Scenderemo nel gorgo muti, ha scritto Pavese in una sua, per me memorabile, poesia.
Nel gorgo stiamo scendendo, è vero, ma ci manca il mutismo, sostituito da parole che non significano nulla e che forse per questo vengono urlate, fatte risuonare, echeggiare, trionfalmente (sembra) rimbombare in piazze e da palchi. Da uomini (si fa per dire) che indossano divise e si gonfiano, si gonfiano, maiali nutriti a estrogeni, capponi e oche col fegato ingrossato e avvelenato.

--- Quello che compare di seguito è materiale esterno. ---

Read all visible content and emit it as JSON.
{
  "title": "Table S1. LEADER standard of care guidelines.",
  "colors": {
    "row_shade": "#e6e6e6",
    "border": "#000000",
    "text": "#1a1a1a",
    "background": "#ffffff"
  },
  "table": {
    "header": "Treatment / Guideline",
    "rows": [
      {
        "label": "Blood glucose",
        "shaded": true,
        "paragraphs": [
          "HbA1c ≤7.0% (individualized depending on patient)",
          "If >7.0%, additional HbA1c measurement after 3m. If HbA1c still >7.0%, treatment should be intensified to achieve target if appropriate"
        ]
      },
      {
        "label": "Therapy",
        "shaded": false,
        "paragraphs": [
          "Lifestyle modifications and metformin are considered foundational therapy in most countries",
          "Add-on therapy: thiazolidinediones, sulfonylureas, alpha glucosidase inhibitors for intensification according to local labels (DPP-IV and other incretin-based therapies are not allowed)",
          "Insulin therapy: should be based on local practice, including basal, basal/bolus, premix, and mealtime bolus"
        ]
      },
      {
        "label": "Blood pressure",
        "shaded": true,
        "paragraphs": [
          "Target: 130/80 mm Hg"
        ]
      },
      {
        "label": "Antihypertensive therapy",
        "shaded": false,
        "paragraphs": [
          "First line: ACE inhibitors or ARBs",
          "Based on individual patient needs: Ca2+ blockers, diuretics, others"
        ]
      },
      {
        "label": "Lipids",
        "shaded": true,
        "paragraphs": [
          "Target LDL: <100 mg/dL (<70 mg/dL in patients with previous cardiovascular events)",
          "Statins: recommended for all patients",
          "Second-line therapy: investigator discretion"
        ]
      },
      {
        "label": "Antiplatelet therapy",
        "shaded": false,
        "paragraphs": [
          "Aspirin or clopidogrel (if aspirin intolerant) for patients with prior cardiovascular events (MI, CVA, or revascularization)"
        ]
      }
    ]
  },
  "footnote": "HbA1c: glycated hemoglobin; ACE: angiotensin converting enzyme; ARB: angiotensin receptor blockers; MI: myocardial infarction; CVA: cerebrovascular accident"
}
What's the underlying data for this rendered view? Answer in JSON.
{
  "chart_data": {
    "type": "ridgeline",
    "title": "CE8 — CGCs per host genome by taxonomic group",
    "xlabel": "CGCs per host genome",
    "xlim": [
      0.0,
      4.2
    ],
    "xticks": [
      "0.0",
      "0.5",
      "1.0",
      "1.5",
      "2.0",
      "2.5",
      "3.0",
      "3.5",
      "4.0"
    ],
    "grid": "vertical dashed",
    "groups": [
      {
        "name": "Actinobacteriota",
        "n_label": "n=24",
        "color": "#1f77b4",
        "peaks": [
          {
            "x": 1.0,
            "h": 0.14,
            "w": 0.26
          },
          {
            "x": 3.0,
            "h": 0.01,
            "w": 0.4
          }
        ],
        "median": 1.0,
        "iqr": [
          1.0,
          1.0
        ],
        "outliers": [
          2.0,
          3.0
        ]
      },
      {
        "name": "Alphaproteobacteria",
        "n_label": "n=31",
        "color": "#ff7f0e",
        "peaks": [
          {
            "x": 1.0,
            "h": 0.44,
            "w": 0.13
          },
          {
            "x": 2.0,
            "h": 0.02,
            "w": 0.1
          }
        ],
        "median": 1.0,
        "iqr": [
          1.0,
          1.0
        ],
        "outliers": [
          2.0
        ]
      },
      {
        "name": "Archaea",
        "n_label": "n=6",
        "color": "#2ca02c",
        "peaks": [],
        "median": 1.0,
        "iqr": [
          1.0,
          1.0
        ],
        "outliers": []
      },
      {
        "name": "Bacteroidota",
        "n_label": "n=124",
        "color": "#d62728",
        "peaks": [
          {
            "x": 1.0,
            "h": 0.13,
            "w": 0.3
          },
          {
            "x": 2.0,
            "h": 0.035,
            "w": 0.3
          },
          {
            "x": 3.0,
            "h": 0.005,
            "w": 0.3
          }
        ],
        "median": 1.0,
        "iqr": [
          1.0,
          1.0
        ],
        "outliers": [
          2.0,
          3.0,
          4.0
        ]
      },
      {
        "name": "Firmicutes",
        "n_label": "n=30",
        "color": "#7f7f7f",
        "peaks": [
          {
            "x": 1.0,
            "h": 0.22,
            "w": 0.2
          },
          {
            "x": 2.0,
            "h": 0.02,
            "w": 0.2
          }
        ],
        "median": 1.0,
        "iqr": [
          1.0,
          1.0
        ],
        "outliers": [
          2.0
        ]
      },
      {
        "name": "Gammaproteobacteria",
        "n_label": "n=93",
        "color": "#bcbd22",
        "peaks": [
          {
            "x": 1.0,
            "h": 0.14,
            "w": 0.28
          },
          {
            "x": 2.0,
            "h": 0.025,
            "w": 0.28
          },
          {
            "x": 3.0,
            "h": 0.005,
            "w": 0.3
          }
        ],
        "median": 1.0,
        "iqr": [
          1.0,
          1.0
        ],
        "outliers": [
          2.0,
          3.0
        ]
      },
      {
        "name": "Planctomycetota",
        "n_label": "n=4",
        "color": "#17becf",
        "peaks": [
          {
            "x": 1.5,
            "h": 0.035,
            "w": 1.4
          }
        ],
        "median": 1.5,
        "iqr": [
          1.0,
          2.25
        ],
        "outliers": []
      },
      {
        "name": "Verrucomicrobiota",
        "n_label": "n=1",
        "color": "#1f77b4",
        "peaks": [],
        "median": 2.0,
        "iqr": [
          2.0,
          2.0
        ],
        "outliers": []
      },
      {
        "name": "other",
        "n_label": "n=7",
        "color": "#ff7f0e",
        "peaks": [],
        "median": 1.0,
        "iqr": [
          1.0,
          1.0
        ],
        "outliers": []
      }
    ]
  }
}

Che nostalgia del rumore bianco, della scritta alla fine delle trasmissioni e di quel vero mutismo, fratello della sordità, trasmessi attraverso l'etere, loro sì veramente risonanti. Li ricordano gli insonni, i nottambuli, quelli che (allora) avrebbero desiderato essere intrattenuti in qualche modo, anche di notte, da una voce intelligente.
Ma la voce intelligente latita, non si fa sentire, e quando osa pronunciare qualche parola viene fraintesa, sbeffeggiata, messa da parte. Cosa si potrebbe farle dire che fosse non solo ascoltato ma messo in atto? In quale colore scrivere la sua verità, consumata ormai tutta la gamma delle sfumature a disposizione della tavolozza per dipingere spettacoli immondi, ripetitivi, sfavillanti e ben visibili.
Anche il sacro hanno contaminato con le loro parole da cui stilla il grasso della cotica. E il sacro si è rovesciato nella propria parodia, che non è il profano, ma il grottesco. Dove, dove trovare riparo?